Kleinig has a great deal to say about the exercise of discretion and its compatibility with the rule of law. He usefully contrasts four contexts in which the need for discretion may arise: in determining the scope of authority, the interpretation of law, the priority to be given to scarce resources, and the tactics that are appropriate in given situations. Although this discussion is sophisticated, I am generally less sanguine about the verdict we should reach about discretionary power. The problem is not the possession of discretion per se -- it is largely unavoidable -- but rather with the way it is actually used. And how is it used? I would have appreciated more empirical evidence that reveals how discretion is exercised by police and prosecutors in real world situations. The fact that accurate data about such matters are scarce is itself a cause for alarm.

In addition, Kleinig might have devoted somewhat more attention to the various codes of professional responsibility that govern practitioners throughout the criminal justice system. Perhaps he neglects this topic because these codes are the focus of courses taught in the schools in which many of these practitioners are trained. Law students, for example, typically are required to complete a course in professional ethics -- a course that familiarizes them with the code or codes that impose duties and describe aspirations for their professional careers. For better or worse, Kleinig does little to duplicate the content of these required courses.

I was also surprised by the relative lack of attention to comparative law. Since Kleinig is a native Australian who spends half of his professional life in Canberra, one might have expected him to assess the strengths and weaknesses of criminal justice in the United States by drawing from the successes and failures of other countries. Although some comparative facts are presented -- the United States incarcerates far more citizens than other industrialized countries, for example -- Kleinig does not offer much insight into the systems of criminal justice in other countries. Of course, it is easy to find interesting topics that Kleinig did not mention. To his credit, the final product is a manageable 267 pages, and some debates simply had to be ignored.

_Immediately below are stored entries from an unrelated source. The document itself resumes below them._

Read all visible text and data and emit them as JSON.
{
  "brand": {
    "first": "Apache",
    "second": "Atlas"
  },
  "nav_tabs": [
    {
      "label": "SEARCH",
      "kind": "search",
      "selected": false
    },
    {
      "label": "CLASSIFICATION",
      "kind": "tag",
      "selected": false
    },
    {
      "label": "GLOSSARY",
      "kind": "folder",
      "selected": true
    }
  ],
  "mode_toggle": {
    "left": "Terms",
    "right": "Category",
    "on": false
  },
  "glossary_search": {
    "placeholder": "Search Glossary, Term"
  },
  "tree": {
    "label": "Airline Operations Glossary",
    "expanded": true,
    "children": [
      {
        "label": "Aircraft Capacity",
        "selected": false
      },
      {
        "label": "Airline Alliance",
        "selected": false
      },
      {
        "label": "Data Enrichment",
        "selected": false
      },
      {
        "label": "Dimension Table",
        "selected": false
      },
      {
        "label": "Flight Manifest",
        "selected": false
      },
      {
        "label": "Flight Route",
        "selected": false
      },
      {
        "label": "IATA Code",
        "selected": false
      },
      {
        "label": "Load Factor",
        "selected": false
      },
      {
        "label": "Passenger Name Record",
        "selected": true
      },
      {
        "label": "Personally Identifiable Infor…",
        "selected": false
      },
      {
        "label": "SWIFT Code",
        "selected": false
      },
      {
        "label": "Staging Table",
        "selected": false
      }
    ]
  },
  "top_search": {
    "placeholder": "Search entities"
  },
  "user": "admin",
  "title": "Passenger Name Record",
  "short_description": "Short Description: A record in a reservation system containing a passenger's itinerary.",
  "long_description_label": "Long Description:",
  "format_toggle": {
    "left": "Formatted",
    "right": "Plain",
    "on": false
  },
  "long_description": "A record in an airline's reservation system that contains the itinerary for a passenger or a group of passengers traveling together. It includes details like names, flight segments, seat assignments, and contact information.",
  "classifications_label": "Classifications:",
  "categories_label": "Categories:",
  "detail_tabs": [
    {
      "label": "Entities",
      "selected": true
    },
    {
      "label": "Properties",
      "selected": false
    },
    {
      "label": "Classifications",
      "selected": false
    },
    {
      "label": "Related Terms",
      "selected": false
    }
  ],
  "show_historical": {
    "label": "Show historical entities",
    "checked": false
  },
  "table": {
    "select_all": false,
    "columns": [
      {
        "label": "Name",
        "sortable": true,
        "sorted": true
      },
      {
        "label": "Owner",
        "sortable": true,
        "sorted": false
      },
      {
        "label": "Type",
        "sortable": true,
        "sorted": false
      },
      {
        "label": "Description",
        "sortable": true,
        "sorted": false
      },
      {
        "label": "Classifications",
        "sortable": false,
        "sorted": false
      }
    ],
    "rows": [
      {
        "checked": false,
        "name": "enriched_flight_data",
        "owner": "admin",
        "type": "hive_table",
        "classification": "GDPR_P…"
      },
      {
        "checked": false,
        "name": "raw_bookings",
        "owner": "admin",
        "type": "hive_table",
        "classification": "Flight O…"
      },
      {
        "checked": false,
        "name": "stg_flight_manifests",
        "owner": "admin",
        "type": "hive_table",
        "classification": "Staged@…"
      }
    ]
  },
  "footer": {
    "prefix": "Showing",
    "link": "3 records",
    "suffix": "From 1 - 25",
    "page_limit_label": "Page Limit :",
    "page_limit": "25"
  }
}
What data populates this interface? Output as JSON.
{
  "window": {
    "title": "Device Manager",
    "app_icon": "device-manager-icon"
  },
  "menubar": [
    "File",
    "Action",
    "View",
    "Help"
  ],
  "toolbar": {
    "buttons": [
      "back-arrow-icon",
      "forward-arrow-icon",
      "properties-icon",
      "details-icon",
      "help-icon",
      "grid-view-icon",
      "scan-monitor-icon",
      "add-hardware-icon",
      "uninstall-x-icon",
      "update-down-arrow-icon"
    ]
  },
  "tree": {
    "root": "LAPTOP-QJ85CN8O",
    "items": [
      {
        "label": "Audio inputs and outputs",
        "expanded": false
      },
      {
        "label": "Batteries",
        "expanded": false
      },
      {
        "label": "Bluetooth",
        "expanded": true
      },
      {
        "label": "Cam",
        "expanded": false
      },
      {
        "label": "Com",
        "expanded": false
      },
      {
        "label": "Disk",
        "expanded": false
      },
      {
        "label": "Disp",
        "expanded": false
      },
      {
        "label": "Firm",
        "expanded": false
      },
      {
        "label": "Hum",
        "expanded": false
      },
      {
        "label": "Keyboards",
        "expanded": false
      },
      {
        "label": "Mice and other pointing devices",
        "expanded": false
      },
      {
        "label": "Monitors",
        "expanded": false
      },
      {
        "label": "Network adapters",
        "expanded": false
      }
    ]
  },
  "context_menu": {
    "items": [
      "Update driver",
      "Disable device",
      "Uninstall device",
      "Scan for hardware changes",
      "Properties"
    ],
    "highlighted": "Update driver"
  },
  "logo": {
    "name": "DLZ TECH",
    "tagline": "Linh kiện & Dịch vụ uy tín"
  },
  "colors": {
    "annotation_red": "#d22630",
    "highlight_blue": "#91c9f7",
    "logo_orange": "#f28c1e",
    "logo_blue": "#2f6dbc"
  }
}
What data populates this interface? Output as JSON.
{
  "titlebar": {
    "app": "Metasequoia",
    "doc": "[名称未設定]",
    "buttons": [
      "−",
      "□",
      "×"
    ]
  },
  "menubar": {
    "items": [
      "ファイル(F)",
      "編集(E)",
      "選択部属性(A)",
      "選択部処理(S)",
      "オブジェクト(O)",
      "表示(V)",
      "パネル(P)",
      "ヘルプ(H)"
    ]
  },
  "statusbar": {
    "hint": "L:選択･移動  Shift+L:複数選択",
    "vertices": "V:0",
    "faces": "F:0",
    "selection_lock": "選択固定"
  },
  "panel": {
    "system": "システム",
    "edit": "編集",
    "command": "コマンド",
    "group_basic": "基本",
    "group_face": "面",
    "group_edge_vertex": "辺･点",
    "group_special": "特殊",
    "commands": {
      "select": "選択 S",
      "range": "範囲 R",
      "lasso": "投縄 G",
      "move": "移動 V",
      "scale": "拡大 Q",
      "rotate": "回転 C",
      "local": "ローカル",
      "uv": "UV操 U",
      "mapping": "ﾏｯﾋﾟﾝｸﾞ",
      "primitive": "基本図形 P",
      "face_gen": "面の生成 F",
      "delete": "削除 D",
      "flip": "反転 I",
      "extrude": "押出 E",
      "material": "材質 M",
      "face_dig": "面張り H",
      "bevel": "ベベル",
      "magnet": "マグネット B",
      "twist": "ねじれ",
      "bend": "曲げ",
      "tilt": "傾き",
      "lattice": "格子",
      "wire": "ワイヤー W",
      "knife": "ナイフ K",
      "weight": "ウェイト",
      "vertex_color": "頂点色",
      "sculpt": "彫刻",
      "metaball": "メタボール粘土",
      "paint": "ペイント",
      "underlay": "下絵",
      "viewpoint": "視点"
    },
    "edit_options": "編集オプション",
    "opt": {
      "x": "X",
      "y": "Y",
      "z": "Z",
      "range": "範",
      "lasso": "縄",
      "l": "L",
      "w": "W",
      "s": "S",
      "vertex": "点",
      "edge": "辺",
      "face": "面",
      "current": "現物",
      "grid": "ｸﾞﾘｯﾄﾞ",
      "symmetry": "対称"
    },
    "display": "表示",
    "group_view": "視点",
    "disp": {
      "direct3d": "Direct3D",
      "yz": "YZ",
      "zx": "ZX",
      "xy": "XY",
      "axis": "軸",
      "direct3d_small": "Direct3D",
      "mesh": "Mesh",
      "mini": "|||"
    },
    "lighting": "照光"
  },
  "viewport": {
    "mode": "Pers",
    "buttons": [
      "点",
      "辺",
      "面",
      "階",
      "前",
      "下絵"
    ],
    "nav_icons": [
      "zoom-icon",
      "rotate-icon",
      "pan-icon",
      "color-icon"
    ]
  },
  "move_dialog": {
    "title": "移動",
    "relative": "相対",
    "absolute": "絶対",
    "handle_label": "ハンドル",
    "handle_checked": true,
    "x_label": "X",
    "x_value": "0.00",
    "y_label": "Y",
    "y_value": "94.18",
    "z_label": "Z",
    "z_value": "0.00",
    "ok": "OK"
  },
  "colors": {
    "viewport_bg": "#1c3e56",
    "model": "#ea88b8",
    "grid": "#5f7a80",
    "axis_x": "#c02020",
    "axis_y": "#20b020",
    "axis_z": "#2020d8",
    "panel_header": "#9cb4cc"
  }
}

Many fine introductions to criminal justice are available, but no competing book rivals Ethics and Criminal Justice in the depth of philosophical sophistication it devotes exclusively to the ethical issues that govern the behavior of criminal justice practitioners. Kleinig demonstrates what can happen when an excellent philosopher turns his attention to the real world of criminal justice. Although I have tried to raise a few quibbles, it is hard to see how a better introduction could have been written.